PM Process: Product Vision
Three Rings for the Elven-kings under the sky,
Seven for the Dwarf-lords in their halls of stone,
Nine for Mortal Men doomed to die,
One for the Dark Lord on his dark throne
In the Land of Mordor, where the Shadows lie.
One Ring to rule them all, One Ring to find them,
One Ring to bring them all and in the darkness bind them
In the Land of Mordor, where the Shadows lie.
The above is the perfect description of the product called The One Ring of the JRR Tolkien fame. It is an almost perfect definition of a product; it describes the exact boundary and limitations of the product, yet not a product vision. There is no aspiration, no process to reach the goal, and no mention of competition.
Product Vision is for Sustained Competitive Advantage
When we discussed strategy, we delved into differentiating corporate strategy from being different from product’s competitive advantage. The vision captures it succinctly. A typical product vision should have the following elements:
- Aspirational goal to accomplish a task
- A methodology to meet the aspiration
- Differentiation from the competition.
For the sake of discussions, let’s use this one:
We shall provide
the best value to our customers
systematically optimizing costs
who are indifferent to the customer’s cause.
If you are a cost differentiator in generic strategy, the above is a likely product vision. The actual vision statements are more elaborate on the explanation of best value.
The product vision is the most valuable statement or document a product management organization owns; probably the only task of the product manager, which he cannot delegate. While inputs from everyone are welcome, if you are a product manager, you should ensure you own the vision and explain it to everyone in the organization or outside.
The user stories you write for agile teams to implement must adhere to the vision statement. For example, if your vision is on optimizing cost, it is obvious you cannot have significant touchpoints in support or professional services while installing or setting up the product. The user stories are so good on usability metrics that there are no overheads on writing significant documentation. The workflows are simple so that you do not need extensive training. If you never had a vision statement in place, it will be hard to judge the user stories against a benchmark. Most products are developed on their own by taking user feedback. As the product is there in the market, the companies try to aggregate and make a meaningful vision statement. It becomes harder; every time you fit the vision, you feel something is amiss. It is a reality that not all that is in the product does not align with the core vision. When I have faced unaligned features, I have funded the functionality as customizations separate from the core product. What is your approach to the same?
Dissemination of the product vision to the rest of the organization is training. In short, product management ends up training the whole organization.
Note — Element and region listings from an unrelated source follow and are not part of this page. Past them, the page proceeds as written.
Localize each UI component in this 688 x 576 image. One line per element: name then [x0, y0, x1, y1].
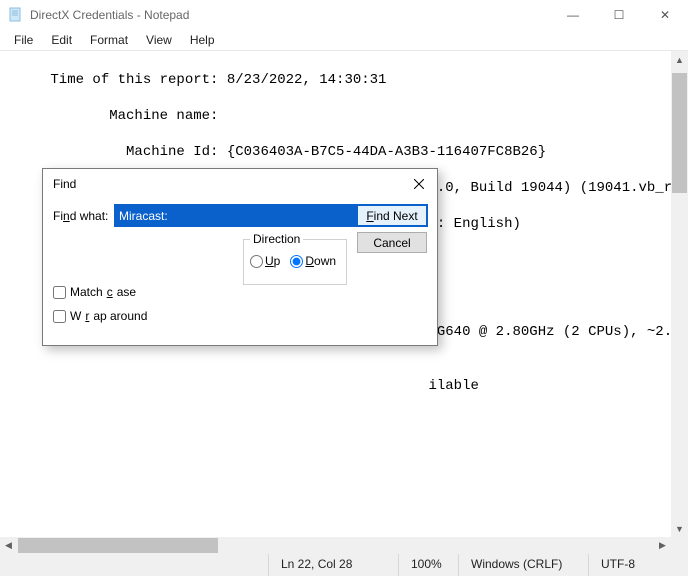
menu-view[interactable]: View [138, 31, 180, 49]
find-what-label: Find what: [53, 209, 109, 223]
scroll-thumb[interactable] [672, 73, 687, 193]
statusbar: Ln 22, Col 28 100% Windows (CRLF) UTF-8 [0, 554, 688, 576]
status-position: Ln 22, Col 28 [268, 554, 398, 576]
text-line: Machine name: [0, 107, 671, 125]
find-title: Find [53, 177, 405, 191]
horizontal-scrollbar[interactable]: ◀ ▶ [0, 537, 671, 554]
scroll-thumb[interactable] [18, 538, 218, 553]
menu-format[interactable]: Format [82, 31, 136, 49]
scroll-down-icon[interactable]: ▼ [671, 520, 688, 537]
vertical-scrollbar[interactable]: ▲ ▼ [671, 51, 688, 537]
find-dialog[interactable]: Find Find what: Find Next Cancel Directi… [42, 168, 438, 346]
text-line [0, 467, 671, 485]
menu-help[interactable]: Help [182, 31, 223, 49]
scrollbar-corner [671, 537, 688, 554]
find-close-button[interactable] [405, 174, 433, 194]
menu-file[interactable]: File [6, 31, 41, 49]
wrap-around-checkbox[interactable]: Wrap around [53, 309, 147, 323]
scroll-up-icon[interactable]: ▲ [671, 51, 688, 68]
direction-up-radio[interactable]: Up [250, 254, 280, 268]
status-eol: Windows (CRLF) [458, 554, 588, 576]
text-line: Machine Id: {C036403A-B7C5-44DA-A3B3-116… [0, 143, 671, 161]
status-encoding: UTF-8 [588, 554, 688, 576]
text-line: ilable [0, 377, 671, 395]
text-line [0, 431, 671, 449]
text-line: Time of this report: 8/23/2022, 14:30:31 [0, 71, 671, 89]
titlebar[interactable]: DirectX Credentials - Notepad — ☐ ✕ [0, 0, 688, 30]
maximize-button[interactable]: ☐ [596, 0, 642, 30]
match-case-checkbox[interactable]: Match case [53, 285, 147, 299]
menubar: File Edit Format View Help [0, 30, 688, 50]
close-icon [414, 179, 424, 189]
menu-edit[interactable]: Edit [43, 31, 80, 49]
direction-group: Direction Up Down [243, 239, 347, 285]
find-cancel-button[interactable]: Cancel [357, 232, 427, 253]
status-zoom: 100% [398, 554, 458, 576]
close-button[interactable]: ✕ [642, 0, 688, 30]
direction-label: Direction [250, 232, 303, 246]
window-title: DirectX Credentials - Notepad [30, 8, 550, 22]
notepad-icon [8, 7, 24, 23]
text-line [0, 503, 671, 521]
scroll-left-icon[interactable]: ◀ [0, 537, 17, 554]
direction-down-radio[interactable]: Down [290, 254, 336, 268]
scroll-right-icon[interactable]: ▶ [654, 537, 671, 554]
minimize-button[interactable]: — [550, 0, 596, 30]
find-next-button[interactable]: Find Next [357, 205, 427, 226]
find-titlebar[interactable]: Find [43, 169, 437, 199]
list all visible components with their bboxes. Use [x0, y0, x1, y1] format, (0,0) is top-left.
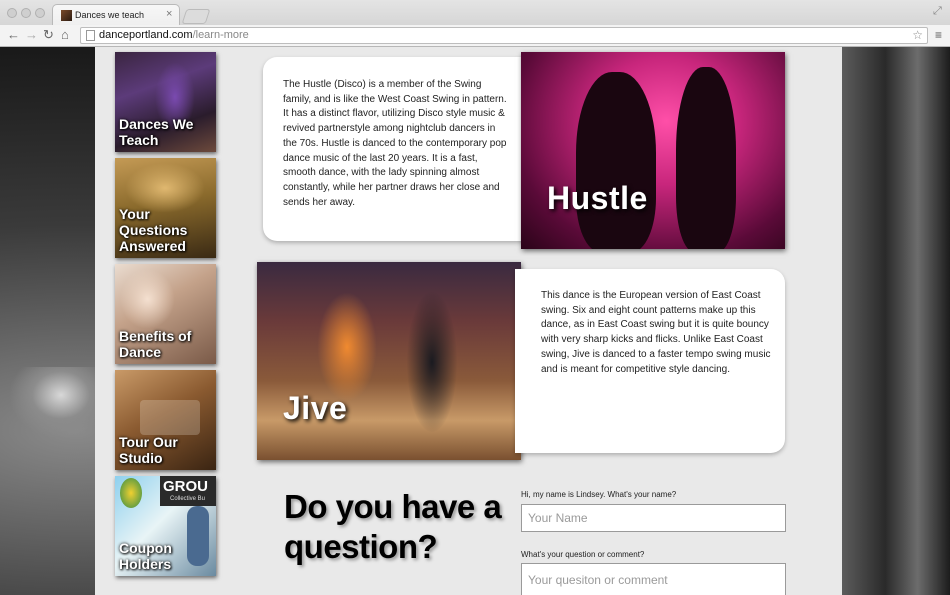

What is interesting is many organizations misplace product training with vision dissemination. Telling the exact mouse clicks and user interface details in accomplishing a task should be left to the formal trainers or engineers who have developed the product. However, what is most important for a product manager, is to convey why the functionality is so significant to the overall product vision. If you are a small organization, you may not have the luxury of a trainer, and a product manager doubles up to the function of a trainer. But, is the product manager using the training as a platform to deliver the association of product vision to the product features?
Messaging is the external view of a product vision. So if you are messaging something, make sure you live up to it. A product has a market message, easy to use, easy to deploy, and easy to manage: a powerful statement and equally appealing brand promise. But, over the period, the product had expanded its footprint and added significant functionalities. There were inconsistencies in how the product behaved for each of the features. There was a matrix of feature combinations that sales engineers needed to carry to understand the feature compatibilities. And the worst happened when a competitor harped on this point and challenged the Easy claim position with a simplified product but with lesser features. Suddenly your messaging and positioning are being claimed by your competitor if you are not careful.
Sometimes exaggerated messages are passed on. These are not wrong or unethical unless outright dubious or false claims. For example, Pidilite, in a visual ad, showed an actor stuck to a cliff as a Fevicol adhesive jar was placed on the television. As soon as the adhesive jar was removed, the actor fell off the cliff. It is a clear exaggeration, yet an imaginary expression only for a fun element to the brand. It also tells Fevicol has the strongest bond in adhesives.
The product vision is a guiding principle on which the product rests. Indeed, the product vision is not a constant. As the market shifts, the vision needs to be reviewed and realigned to a new position. Vision realignment must be carried out once or twice a year. It should not be so frequent that it just seems tactical.